Nous avons, au surplus, un précieux témoignage des sérieuses études de Thérèse et de ses connaissances techniques dans la science difficile de l’harmonie, de la composition. Au commencement de 1737, elle publiait dans Le pour et le contre, — une espèce de gazette dirigée par l’abbé Prévost, — un article des plus savans sur le traité musical de Rameau intitulé La génération harmonique[2]. Elle en donnait une analyse, démontrait l’importance de la « basse fondamentale » et rattachait le système de Rameau à des idées philosophiques.

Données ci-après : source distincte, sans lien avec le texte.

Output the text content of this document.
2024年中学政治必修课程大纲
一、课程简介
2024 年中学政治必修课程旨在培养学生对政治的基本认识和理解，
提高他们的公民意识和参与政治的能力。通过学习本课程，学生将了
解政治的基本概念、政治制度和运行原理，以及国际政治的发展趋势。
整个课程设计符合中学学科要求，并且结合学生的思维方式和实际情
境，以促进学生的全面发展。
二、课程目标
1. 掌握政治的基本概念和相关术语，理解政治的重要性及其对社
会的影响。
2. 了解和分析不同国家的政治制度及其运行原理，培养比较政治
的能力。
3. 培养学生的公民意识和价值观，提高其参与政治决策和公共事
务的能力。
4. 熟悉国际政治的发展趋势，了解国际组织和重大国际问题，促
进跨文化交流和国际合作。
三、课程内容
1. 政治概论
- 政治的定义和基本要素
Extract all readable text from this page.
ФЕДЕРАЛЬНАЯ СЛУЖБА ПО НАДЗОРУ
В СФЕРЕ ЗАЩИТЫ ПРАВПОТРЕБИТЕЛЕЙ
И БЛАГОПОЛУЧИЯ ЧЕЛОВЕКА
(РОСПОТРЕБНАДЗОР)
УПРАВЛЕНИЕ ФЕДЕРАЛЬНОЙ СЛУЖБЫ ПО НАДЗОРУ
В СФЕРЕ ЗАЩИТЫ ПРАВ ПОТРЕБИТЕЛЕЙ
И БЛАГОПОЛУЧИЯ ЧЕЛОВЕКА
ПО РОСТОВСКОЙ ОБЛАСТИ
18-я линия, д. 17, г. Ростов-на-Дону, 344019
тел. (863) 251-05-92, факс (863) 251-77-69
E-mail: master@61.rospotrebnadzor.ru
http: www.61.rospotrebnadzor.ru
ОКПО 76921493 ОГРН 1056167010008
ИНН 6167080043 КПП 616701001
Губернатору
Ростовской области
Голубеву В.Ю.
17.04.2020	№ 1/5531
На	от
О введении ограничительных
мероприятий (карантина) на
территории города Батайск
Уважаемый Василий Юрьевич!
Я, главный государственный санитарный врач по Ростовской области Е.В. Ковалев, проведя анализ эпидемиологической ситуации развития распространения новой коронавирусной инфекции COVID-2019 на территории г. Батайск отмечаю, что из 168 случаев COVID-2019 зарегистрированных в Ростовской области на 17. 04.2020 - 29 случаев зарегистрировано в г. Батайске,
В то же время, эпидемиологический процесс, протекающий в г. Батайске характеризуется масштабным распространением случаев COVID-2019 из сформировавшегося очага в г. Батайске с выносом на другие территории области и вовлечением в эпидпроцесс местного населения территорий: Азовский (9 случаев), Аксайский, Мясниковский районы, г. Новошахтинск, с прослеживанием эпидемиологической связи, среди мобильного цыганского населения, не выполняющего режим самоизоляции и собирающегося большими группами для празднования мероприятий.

Dans une époque où, chez les femmes, l’érudition était particulièrement à la mode, où Mme du Châtelet, la maîtresse de Voltaire, s’illustrait par de gros traités sur la géométrie et sur l’astronomie, ce morceau de littérature sur un sujet aussi austère, très étudié et bien écrit, dû à la plume d’une jeune et jolie femme, la veille encore actrice en vogue, occupa l’opinion et valut à son auteur la considération et l’admiration du public. « Je lus, — mandait, à quelques mois de là, Voltaire à son ami Thiériot, — le petit extrait que Mlle des Hayes avait fait de l’ouvrage de l’Euclide-Orphée, et je dis à Mme du Châtelet : Je suis sûr qu’avant qu’il soit peu, Pollion épousera cette muse-là. Il y avait dans ces trois ou quatre pages une sorte de mérite peu commun, et cela, joint à tant de talens et de grâces, fait en tout une personne si respectable qu’il était impossible de ne pas mettre tout son bonheur et toute sa gloire à l’épouser. Que leur bonheur soit public, mon cher ami, et que mes complimens soient bien secrets, je vous en conjure. »

Ces lignes sont datées du 3 novembre 1737. Voltaire n’avait pas grand mérite à formuler sa prophétie, car le mariage était chose faite depuis environ deux semaines. Comment, à la suite de

  1. Lettre du 15 juillet 1735.
  2. Le pour et le contre, tome XIII, p. 34 et suiv.